BirdSet: A Large-Scale Dataset for Audio Classification in Avian Bioacoustics
Lukas Rauch, Raphael Schwinger, Moritz Wirth, René Heinrich, Denis Huseljic, Marek Herde, Jonas Lange, Stefan Kahl, Bernhard Sick, Sven Tomforde, Christoph Scholz
TL;DR
BirdSet tackles the scarcity of large-scale, domain-specific datasets for audio classification by introducing BirdSet, a large avian bioacoustics benchmark with ≈6,800 training hours spanning ≈10,000 species and eight strongly labeled test datasets.
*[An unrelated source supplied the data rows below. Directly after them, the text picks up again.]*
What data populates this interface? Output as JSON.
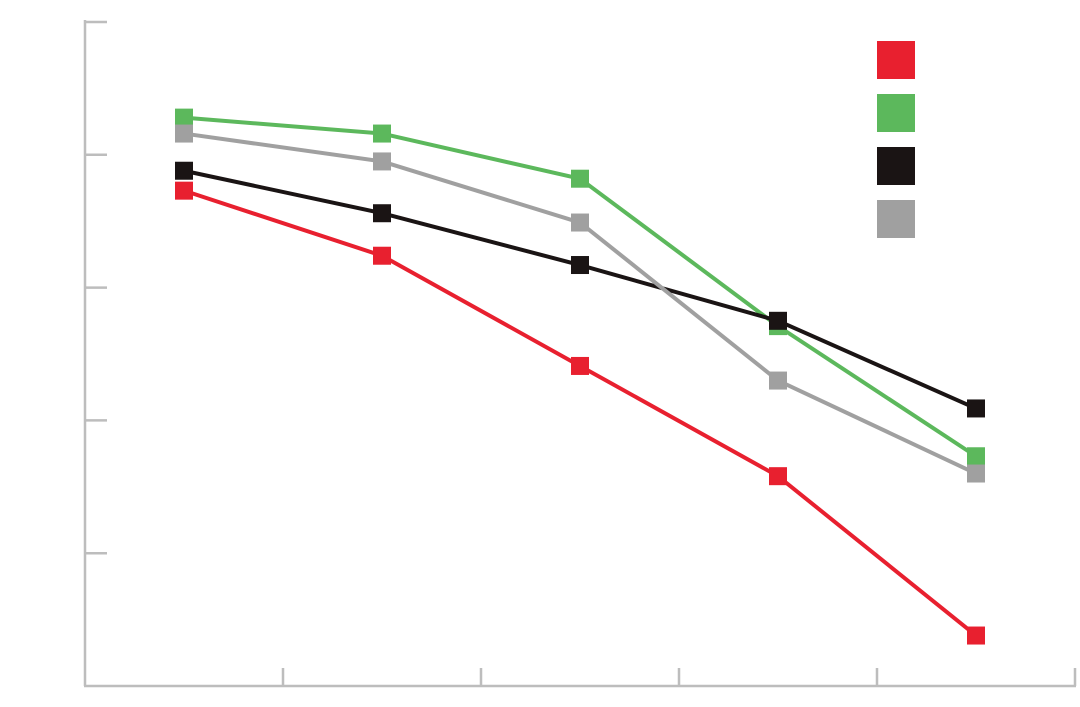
{
  "chart_data": {
    "type": "line",
    "x": [
      0.5,
      1.5,
      2.5,
      3.5,
      4.5
    ],
    "xlim": [
      0,
      5
    ],
    "xticks": [
      1,
      2,
      3,
      4
    ],
    "ylim": [
      0,
      5
    ],
    "yticks": [
      1,
      2,
      3,
      4
    ],
    "legend": "upper right",
    "series": [
      {
        "color": "#e8202f",
        "values": [
          3.73,
          3.24,
          2.41,
          1.58,
          0.38
        ]
      },
      {
        "color": "#5cb85c",
        "values": [
          4.28,
          4.16,
          3.82,
          2.71,
          1.73
        ]
      },
      {
        "color": "#1a1414",
        "values": [
          3.88,
          3.56,
          3.17,
          2.75,
          2.09
        ]
      },
      {
        "color": "#a0a0a0",
        "values": [
          4.16,
          3.95,
          3.49,
          2.3,
          1.6
        ]
      }
    ]
  }
}
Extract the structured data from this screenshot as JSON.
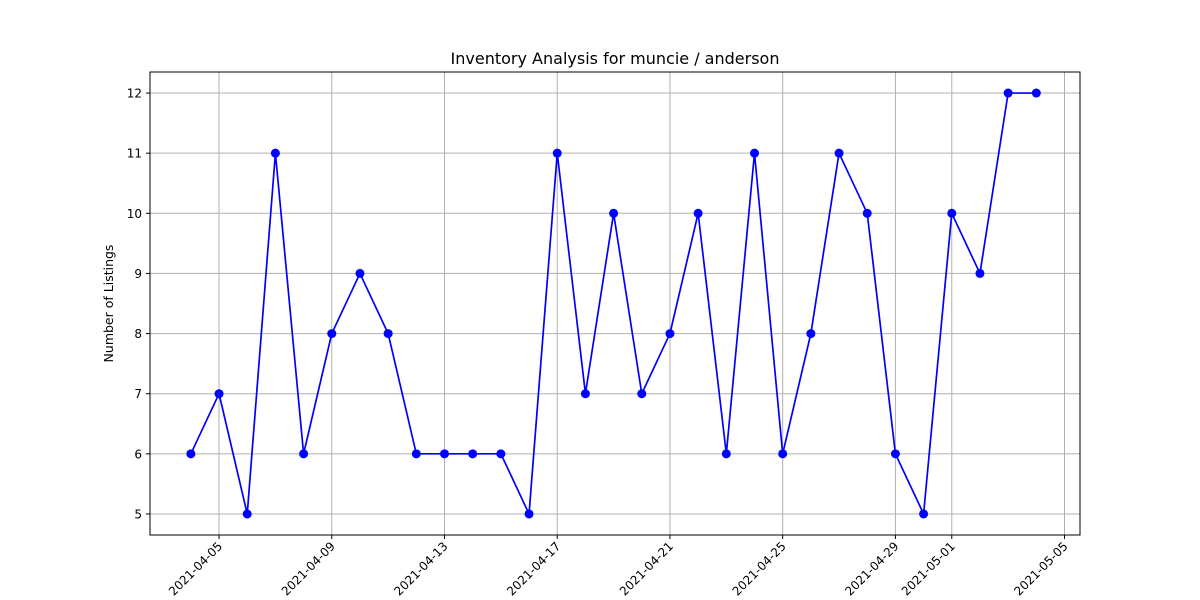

The paper presents three supervised training protocols (lt, mt, dt) and evaluates five model families (including EfficientNet, ConvNext, AST, EAT, and W2V2) under covariate shift, label uncertainty, and task shift, using a standardized, threshold-free evaluation suite that includes $cmAP$, $AUROC$, and $T1\text{-}Acc$, with POW for validation. Key contributions include a unified, publicly accessible dataset collection on Hugging Face, a comprehensive codebase, and an extensive benchmark demonstrating that large-scale pretraining improves generalization across diverse soundscapes, while highlighting the need for domain-specific advances in robust, multi-label environmental audio classification. The work aims to standardize evaluation and foster reproducibility, enabling robust comparisons and enabling future study in self-supervised representation learning within avian bioacoustics and beyond.
Abstract
Deep learning (DL) has greatly advanced audio classification, yet the field is limited by the scarcity of large-scale benchmark datasets that have propelled progress in other domains. While AudioSet is a pivotal step to bridge this gap as a universal-domain dataset, its restricted accessibility and limited range of evaluation use cases challenge its role as the sole resource. Therefore, we introduce BirdSet, a large-scale benchmark dataset for audio classification focusing on avian bioacoustics. BirdSet surpasses AudioSet with over 6,800 recording hours ($\uparrow\!17\%$) from nearly 10,000 classes ($\uparrow\!18\times$) for training and more than 400 hours ($\uparrow\!7\times$) across eight strongly labeled evaluation datasets. It serves as a versatile resource for use cases such as multi-label classification, covariate shift or self-supervised learning. We benchmark six well-known DL models in multi-label classification across three distinct training scenarios and outline further evaluation use cases in audio classification. We host our dataset on Hugging Face for easy accessibility and offer an extensive codebase to reproduce our results.